While the CDF’s document has been welcomed by some clergy in good standing with the Church, notably by Cardinal Gerhard Müller, the former prefect of the CDF, a growing number of bishops and hundreds of priests have responded angrily, expressing their “disappointment” at the document. Numerous clergy declared that they would ignore the ruling and “continue to bless same-sex couples.”

The dissenters are predominantly German and Austrian, but clerics all across the globe, from America to Australia, have expressed their opposition to the re-iteration of Church teaching. Many turned to Pope Francis’s controversial document Amoris Laetitia as the basis for their rejection of the CDF’s ruling, with the Belgian bishops saying they would continue to be guided by its keywords, “discern, guide and integrate.”

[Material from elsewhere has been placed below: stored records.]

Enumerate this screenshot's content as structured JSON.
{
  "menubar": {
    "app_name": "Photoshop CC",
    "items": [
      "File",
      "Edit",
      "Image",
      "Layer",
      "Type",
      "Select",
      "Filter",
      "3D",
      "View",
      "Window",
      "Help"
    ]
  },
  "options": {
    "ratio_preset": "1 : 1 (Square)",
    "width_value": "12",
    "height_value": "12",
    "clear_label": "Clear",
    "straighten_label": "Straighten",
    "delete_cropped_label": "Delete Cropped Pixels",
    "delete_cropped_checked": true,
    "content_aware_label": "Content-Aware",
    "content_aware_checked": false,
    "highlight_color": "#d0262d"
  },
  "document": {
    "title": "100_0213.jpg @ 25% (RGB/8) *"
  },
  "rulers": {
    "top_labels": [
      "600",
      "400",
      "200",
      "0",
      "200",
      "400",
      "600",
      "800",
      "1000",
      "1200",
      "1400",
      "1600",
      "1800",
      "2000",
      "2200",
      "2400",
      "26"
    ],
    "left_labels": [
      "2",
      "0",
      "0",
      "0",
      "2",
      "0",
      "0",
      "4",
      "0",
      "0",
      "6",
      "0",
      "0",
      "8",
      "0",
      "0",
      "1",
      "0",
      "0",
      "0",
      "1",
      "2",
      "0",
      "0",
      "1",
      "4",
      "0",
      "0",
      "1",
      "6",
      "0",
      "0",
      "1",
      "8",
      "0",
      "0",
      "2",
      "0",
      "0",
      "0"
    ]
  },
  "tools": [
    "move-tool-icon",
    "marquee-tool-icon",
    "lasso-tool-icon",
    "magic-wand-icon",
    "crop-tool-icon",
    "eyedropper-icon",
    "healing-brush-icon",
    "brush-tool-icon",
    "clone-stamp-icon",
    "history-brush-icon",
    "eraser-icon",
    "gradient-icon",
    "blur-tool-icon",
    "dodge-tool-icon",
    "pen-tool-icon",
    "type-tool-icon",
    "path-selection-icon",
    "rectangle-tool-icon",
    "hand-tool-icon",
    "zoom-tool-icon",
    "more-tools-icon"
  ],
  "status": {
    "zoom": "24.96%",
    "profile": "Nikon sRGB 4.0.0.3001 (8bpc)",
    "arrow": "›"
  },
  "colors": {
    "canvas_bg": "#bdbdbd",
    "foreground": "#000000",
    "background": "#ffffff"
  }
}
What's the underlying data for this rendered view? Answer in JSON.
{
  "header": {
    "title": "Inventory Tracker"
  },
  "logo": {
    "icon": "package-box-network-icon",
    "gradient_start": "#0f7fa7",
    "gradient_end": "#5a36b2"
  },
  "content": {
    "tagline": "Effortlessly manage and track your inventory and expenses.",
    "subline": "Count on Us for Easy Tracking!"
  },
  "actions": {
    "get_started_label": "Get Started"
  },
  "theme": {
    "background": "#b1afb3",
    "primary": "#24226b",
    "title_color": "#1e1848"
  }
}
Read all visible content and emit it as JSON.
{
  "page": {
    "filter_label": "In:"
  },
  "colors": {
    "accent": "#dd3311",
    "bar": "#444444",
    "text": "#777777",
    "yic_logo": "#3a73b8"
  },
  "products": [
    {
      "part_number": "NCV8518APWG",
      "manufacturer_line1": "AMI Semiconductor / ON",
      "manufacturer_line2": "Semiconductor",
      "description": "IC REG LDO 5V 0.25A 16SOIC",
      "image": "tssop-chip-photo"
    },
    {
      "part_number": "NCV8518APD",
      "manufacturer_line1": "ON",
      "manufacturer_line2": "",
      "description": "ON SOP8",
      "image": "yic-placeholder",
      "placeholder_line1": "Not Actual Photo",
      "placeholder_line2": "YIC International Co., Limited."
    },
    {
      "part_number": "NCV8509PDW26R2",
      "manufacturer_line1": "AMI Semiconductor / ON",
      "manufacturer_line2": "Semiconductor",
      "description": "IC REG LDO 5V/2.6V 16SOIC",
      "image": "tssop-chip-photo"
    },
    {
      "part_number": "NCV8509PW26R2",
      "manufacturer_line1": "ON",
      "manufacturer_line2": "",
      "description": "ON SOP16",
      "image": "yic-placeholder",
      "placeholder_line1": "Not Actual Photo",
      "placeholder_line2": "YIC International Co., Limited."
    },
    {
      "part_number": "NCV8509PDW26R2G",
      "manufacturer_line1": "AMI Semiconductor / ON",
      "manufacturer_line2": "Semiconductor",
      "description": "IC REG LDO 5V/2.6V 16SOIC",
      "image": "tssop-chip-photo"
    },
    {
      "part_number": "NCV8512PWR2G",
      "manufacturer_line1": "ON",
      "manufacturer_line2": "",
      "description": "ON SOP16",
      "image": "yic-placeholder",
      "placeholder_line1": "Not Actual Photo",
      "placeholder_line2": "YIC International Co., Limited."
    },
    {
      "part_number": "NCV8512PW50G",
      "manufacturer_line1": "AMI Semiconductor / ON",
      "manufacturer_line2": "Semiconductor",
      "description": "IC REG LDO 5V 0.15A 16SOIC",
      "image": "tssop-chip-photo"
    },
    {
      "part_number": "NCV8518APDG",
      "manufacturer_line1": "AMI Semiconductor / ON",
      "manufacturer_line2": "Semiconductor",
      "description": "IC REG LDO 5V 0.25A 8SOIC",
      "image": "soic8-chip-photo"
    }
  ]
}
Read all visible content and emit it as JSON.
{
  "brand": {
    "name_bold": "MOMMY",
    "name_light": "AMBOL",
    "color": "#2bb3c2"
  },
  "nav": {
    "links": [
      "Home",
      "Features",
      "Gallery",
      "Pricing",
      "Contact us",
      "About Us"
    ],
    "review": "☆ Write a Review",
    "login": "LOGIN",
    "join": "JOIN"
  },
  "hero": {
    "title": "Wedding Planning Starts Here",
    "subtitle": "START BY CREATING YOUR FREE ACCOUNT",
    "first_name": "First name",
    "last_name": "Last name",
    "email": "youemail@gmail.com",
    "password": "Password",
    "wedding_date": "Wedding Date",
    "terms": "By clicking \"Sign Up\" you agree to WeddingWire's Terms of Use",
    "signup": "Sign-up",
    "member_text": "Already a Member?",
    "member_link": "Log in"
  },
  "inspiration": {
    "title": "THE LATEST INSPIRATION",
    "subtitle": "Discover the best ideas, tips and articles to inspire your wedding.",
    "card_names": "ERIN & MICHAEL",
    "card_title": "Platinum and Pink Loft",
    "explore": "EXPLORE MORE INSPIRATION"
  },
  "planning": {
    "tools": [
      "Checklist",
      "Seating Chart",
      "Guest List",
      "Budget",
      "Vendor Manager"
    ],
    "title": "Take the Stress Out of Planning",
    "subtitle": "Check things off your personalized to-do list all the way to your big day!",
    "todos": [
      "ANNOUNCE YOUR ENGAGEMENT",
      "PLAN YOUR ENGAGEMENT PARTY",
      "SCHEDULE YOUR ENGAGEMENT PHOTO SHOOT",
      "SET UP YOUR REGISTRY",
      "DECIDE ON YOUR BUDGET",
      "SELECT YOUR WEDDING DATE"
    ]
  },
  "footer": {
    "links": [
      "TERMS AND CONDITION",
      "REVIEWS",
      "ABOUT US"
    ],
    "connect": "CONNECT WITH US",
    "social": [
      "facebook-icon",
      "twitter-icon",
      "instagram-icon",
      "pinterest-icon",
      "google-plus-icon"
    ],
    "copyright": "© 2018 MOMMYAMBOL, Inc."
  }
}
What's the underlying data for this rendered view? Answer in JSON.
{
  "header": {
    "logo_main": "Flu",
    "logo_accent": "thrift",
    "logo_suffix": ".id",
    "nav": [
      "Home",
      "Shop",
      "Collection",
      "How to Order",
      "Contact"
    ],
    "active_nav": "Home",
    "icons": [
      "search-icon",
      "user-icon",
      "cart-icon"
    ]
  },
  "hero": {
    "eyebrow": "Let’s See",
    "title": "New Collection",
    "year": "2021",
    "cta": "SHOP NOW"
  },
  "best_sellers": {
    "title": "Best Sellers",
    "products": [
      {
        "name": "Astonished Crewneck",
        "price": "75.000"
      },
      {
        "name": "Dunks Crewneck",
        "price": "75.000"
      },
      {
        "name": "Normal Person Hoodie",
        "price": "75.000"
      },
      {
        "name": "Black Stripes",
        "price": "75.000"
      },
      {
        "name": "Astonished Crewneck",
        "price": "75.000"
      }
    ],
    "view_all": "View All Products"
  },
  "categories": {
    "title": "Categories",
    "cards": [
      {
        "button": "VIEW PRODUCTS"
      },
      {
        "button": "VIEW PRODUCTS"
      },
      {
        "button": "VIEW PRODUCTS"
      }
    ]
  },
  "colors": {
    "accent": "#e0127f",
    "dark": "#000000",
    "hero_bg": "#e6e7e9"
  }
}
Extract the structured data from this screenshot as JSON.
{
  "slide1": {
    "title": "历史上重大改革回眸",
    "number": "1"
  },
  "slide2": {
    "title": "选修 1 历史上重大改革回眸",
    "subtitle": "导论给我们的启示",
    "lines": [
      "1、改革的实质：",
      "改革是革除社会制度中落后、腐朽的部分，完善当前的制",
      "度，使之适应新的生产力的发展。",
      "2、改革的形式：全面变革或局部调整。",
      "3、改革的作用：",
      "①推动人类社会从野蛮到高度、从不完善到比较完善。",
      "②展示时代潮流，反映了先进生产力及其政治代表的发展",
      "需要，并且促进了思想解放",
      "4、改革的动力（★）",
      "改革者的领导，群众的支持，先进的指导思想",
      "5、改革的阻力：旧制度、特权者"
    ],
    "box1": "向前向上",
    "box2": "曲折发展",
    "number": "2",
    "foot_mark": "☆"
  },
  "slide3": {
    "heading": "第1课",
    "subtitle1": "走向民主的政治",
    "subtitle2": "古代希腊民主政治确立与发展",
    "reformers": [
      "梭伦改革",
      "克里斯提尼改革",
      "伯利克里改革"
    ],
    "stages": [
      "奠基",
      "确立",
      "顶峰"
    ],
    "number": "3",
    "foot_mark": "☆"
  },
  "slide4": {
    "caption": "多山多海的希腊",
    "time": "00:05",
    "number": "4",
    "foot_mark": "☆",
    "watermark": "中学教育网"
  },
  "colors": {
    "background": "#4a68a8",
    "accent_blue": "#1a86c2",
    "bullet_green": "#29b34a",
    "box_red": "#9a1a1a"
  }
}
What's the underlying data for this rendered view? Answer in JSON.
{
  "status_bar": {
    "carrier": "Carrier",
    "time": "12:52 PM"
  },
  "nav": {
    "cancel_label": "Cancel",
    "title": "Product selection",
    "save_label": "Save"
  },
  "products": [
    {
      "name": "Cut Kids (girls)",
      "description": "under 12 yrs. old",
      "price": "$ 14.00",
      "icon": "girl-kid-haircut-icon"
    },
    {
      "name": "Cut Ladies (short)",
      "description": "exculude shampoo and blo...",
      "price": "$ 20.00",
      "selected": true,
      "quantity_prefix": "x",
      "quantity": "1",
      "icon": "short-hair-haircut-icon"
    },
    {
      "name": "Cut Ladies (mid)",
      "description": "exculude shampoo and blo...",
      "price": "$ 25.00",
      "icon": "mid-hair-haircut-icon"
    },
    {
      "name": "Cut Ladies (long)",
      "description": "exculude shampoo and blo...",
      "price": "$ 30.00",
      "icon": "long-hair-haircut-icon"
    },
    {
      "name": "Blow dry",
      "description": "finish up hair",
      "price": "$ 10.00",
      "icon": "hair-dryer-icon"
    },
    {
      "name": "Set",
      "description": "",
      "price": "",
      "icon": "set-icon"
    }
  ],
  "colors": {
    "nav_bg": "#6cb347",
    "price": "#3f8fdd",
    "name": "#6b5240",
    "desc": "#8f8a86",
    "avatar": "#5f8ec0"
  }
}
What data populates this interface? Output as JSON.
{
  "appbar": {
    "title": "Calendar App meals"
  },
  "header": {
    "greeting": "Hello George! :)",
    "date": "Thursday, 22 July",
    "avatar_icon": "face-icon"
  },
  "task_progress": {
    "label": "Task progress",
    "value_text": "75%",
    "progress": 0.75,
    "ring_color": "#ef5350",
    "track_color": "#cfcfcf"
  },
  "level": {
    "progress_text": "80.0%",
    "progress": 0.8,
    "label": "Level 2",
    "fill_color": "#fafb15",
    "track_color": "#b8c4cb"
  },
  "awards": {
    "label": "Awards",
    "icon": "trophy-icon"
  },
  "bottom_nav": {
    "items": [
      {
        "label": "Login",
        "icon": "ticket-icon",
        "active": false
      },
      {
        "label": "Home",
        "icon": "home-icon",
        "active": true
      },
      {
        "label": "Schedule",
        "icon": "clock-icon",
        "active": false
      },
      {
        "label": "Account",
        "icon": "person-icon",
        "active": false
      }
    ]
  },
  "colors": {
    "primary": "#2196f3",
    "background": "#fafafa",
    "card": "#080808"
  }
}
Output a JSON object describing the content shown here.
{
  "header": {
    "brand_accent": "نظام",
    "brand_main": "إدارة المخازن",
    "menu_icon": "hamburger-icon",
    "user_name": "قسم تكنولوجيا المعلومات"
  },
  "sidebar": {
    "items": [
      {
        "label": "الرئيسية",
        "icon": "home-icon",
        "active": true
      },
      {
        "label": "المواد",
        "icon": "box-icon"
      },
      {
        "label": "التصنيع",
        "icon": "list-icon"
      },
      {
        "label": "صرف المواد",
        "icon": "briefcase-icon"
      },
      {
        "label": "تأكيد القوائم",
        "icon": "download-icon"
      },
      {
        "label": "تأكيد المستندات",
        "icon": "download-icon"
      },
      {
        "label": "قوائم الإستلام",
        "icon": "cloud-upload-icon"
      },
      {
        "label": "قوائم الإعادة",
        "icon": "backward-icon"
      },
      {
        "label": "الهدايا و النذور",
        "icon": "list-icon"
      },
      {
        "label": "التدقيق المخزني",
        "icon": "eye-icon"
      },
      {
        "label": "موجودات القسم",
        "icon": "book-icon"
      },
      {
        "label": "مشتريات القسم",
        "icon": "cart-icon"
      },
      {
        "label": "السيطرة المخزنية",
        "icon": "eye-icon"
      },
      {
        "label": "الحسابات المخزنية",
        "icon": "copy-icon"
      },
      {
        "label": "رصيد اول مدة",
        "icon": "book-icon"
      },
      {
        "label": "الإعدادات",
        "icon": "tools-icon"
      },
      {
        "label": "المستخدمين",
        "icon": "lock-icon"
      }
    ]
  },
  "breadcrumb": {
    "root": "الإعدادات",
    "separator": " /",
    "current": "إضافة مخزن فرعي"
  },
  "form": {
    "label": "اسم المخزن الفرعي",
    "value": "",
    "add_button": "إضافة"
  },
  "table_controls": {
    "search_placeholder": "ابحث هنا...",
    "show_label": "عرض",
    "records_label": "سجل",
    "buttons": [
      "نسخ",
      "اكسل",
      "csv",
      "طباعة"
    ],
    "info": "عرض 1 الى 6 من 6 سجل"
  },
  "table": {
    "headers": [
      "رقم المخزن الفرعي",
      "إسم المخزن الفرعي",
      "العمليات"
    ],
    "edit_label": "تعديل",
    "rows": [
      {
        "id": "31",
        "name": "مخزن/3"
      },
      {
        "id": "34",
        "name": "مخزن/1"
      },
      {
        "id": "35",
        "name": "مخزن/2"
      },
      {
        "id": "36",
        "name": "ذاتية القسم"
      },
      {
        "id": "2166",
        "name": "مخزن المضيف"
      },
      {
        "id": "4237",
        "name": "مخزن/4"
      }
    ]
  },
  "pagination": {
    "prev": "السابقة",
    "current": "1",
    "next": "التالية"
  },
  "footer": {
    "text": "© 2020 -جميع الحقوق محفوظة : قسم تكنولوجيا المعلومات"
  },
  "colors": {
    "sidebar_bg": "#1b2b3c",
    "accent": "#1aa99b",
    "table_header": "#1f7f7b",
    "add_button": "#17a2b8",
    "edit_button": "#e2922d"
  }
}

Indeed, such clergy are only encouraged by the Pope’s words from last October, when he noted the “incongruity” of speaking of “homosexual marriage,” and so called for civil unions instead. “But what we have to have is a law of civil union [ley de convicencia civil], so they have the right to be legally covered,” Francis declared.

“Homosexuals have a right to be a part of the family. They’re children of God and have a right to a family. Nobody should be thrown out, or be made miserable because of it,” he said. “What we have to create is a civil union law. That way they are legally covered. I stood up for that.”